In the expression with binary plus operator + it is converted to the integer 0 according to the quotes (7.6 Integral promotions) and 8.7 Additive operators and you have
delayMessages = 0 + -1;
or
delayMessages = -1;
Again according to the quote 7.14 Boolean conversions the result value of the variable delayMessage will be true.
The operator << outputs a boolean value true as 1 in this statement
std::cout << "Hello world!"<<delayMessages;
The expression on the right hand side is evaluated like an if-statement.
if (Delay == true)
return 1;
else
return -1;
The result is then used for the += assignment.
In the C++20 draft standard that's
7.6.19 (6) (Assignment and compound assignment operators)
The behavior of an expression of the form
E1 op= E2is equivalent toE1 = E1 op E2except that E1 is evaluated only once. [...]
Since Delay == false, the return value of the ternary operator is -1. The fact that you're operating on a boolean instead of an int can make it look like you got the +1 back.
Note that you get a compiler warning C4804:
warning C4804: '+=': unsafe use of type 'bool' in operation
Is it undefined behavior?
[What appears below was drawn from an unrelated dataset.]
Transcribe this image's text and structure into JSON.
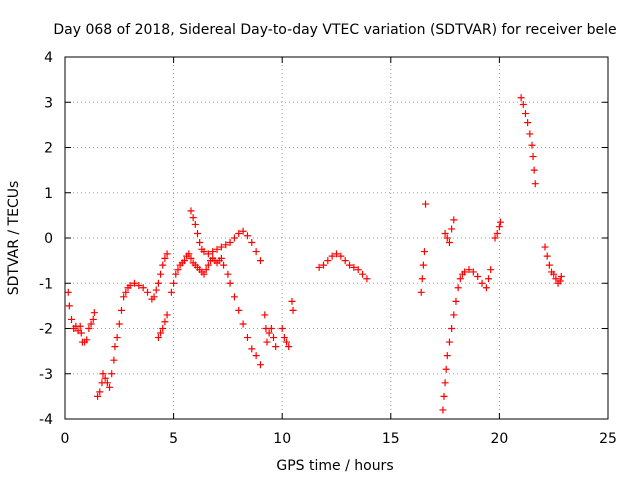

No.
7.6.19 (6) (Assignment and compound assignment operators)
[...] For += and -=, E1 shall either have arithmetic type or be a pointer to a possibly cv-qualified completely-defined object type. In all other cases, E1 shall have arithmetic type.
and
7.3.8 (2) (Integral conversions)
If the destination type is bool, see 7.3.14.
which says
7.3.14 (1) (Boolean conversions)
A prvalue of arithmetic, unscoped enumeration, pointer, or pointer-to-member type can be converted to a prvalue of type bool. A zero value, null pointer value, or null member pointer value is converted to false; any other value is converted to true.
So the -1 is converted to true and true prints as 1.
Delay ? 1 : -1
evaluates to -1 because Delay is false. Converting -1 to bool yields true because only 0 is converted to false. Then printing the true prints 1. The result is true no matter if Delay is true or false and 1 is printed in both cases.
Use true / false for booleans and use an integer type for integers. Perhaps this is what you actually wanted to do:
int delayMessages=0;
bool Delay = false;
delayMessages += Delay ? 1 : -1;
std::cout << "Hello world!"<<delayMessages;
delayMessages += Delay ? 1 : -1;
This basically means if Delay is true, then delayMessages += 1 (which is 1), else delayMessages += -1 (which is also 1).